Tiflis fordert Beitritts-Versprechen der NATO ein
Von Stefan Schocher
KURIER: Die Nato erscheint gerade derzeit so schwach wie selten zuvor. Was lässt Georgien da eigentlich in die NATO streben?
David Bakradze:Die Frage hat mehrere Dimensionen. In den vergangenen Jahren hat sich die NATO an sich als sehr resistent erwiesen, wenn es um neue Gefahren geht. Und Außerdem sind die NATO-Zugeständnisse nicht nur auf ihre Mitglieder limitiert. Sie hat auch gezeigt, dass Länder wie Georgien eingebunden werden. Also im Gegensatz zu dem, was sie sagen: Die Allianz hat gezeigt, dass sie neuen Gefahren gegenüber sehr flexibel ist. Wieso wir generell also eine europäische, westliche Wahl getroffen haben: Wir haben eine Geschichte, die Teil der europäischen Geschichte ist. Und wir bauen einen europäischen Staat auf dieser Geschichte.Was die EU angeht, so gibt es Fortschritte, mit der NATO aber wird seit Jahren über eine Aufnahme in den Membership Action Plan (MAP) gesprochen. Das ist bisher nicht passiert. Wo sehen sie da Fortschritt?
Ich denke das liegt auf der Hand. Was in Warschau sehr klar gesagt wurde ist, dass Georgien alle praktischen Werkzeuge in der Hand hat, um einen Beitritt vorzubereiten. MAP war das Mittel für alle anderen Mitglieder. In unserem Fall hat die NATO sehr klargemacht, dass wir alle praktischen Mittel haben, MAP ist der politische Teil der Entscheidung. Unser Ziel ist die NATO-Mitgliedschaft. Aber wir nutzen den Weg dorthin, um unsere Möglichkeiten auszubauen – was Demokratie angeht, was Bürokratie angeht, was Menschenrechte angeht, oder eben auch Verteidigung. Aber was – und das scheint im Lichte aktueller internationaler Turbulenzen nicht auszuschließen – wenn die NATO nein sagt?Die NATO hat bereits ja gesagt. 2008 hat die NATO uns zugesichert, dass Georgien Mitglied werden wird, und das wurde in der Folge auch bei jedem Gipfel bestätigt. Ich denke wir kommen jetzt an den Punkt, an dem die Mitgliedstaaten einen Konsens erzielen sollten, was Georgien angeht. Was wir tun können, ist das Interesse der Alliierten in Georgien zu erregen: Mit unserer Lage, mit unserer beispielhaften Transformation, durch den Umstand, dass wir alternative Energie-Lieferrouten bieten, als Handels-Hub. Derzeit haben wir als einziges Land in der Region ein Freihandelsabkommen mit der EU, mit EFTA (Europäische Freihandelsassoziation, Anm.), mit allen GUS-Staaten (Gemeinschaft unabhängiger Staaten, Anm.) mit der Türkei. Mit China verhandeln wir.Es sieht mitunter so aus, als habe Georgien bei seiner Annäherung gerade an die NATO ein ganz anderes Tempo als die NATO selbst, wenn es um Georgien geht. Sehen sie das so?

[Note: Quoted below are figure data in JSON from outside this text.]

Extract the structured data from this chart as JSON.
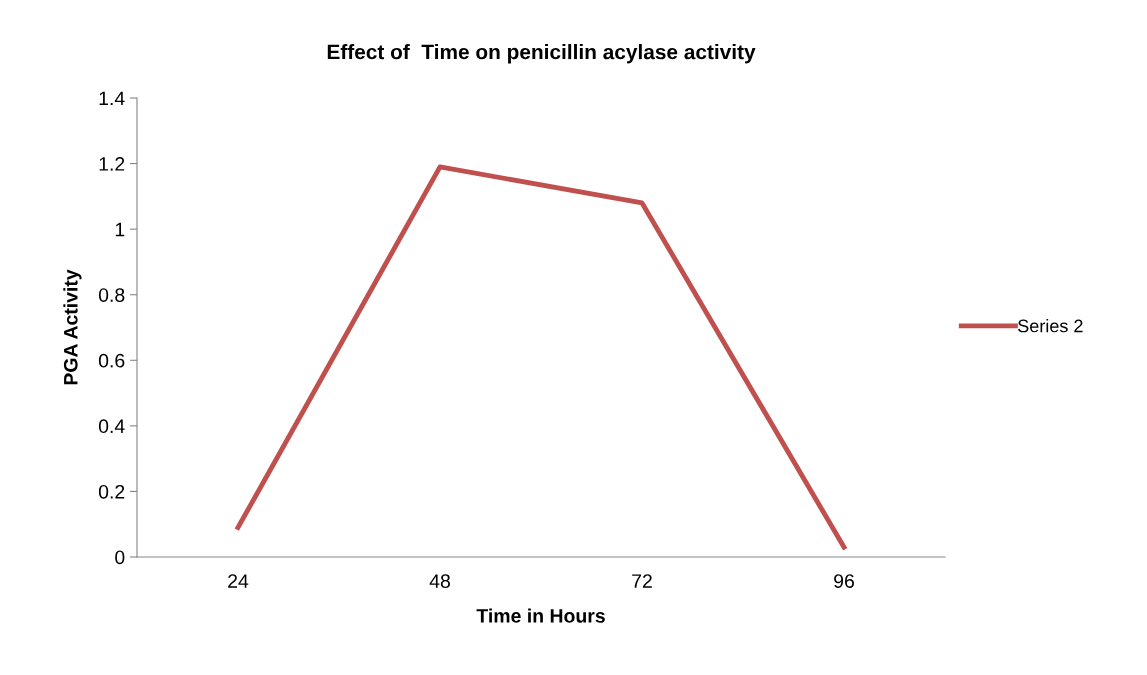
{
  "chart_data": {
    "type": "line",
    "title": "Effect of  Time on penicillin acylase activity",
    "xlabel": "Time in Hours",
    "ylabel": "PGA Activity",
    "categories": [
      "24",
      "48",
      "72",
      "96"
    ],
    "series": [
      {
        "name": "Series 2",
        "color": "#c0504d",
        "values": [
          0.09,
          1.19,
          1.08,
          0.03
        ]
      }
    ],
    "ylim": [
      0,
      1.4
    ],
    "yticks": [
      0,
      0.2,
      0.4,
      0.6,
      0.8,
      1,
      1.2,
      1.4
    ],
    "grid": false,
    "legend": "right",
    "marker": "none",
    "line_style": "solid"
  }
}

Ich sehe, dass jede politische Entscheidung in der NATO einen Konsens aller Mitgliedstaaten braucht. Und das ist ein wichtiger Teil der Struktur der NATO. Aber wir haben nicht den Luxus und auch nicht die Zeit, uns Enttäuschungen leisten zu können. Wir glauben fest, dass wir Mitglied der NATO und auch der EU werden können. Aber um nach Europa zu kommen, müssen wir zuerst Europa nach Georgien bringen.NATO und EU stehen einer ganzen Reihe an Krisen gegenüber. Ich gehe davon aus, dass es für Sie als Minister besonders wichtig ist, Ihr Land international zu einem prioritären Thema zu machen. Haben sie das Gefühl, dass sie in den Gesprächen mit EU und NATO derzeit Priorität haben?
Mitte Juni hat Außenkommissarin Mogherini eine globale Strategie für die EU veröffentlicht. Wenn da über 16 Nachbarstaaten der EU diskutiert wird, wird Georgien, als Mitglied der Östlichen Partnerschaft, als beispielhaft präsentiert. Ich bin sehr zuversichtlich, dass Georgien global gesehen, zunehmend positiv betrachtet wird. Die Region ist voller Turbulenzen und Herausforderungen. Wir haben bewiesen, dass wir diesen Tendenzen widerstehen können, dass wir fortschrittsorientiert sind. Seitens der EU, seitens der NATO, seitens der USA haben wir positives Feedback. Das ermutigt uns.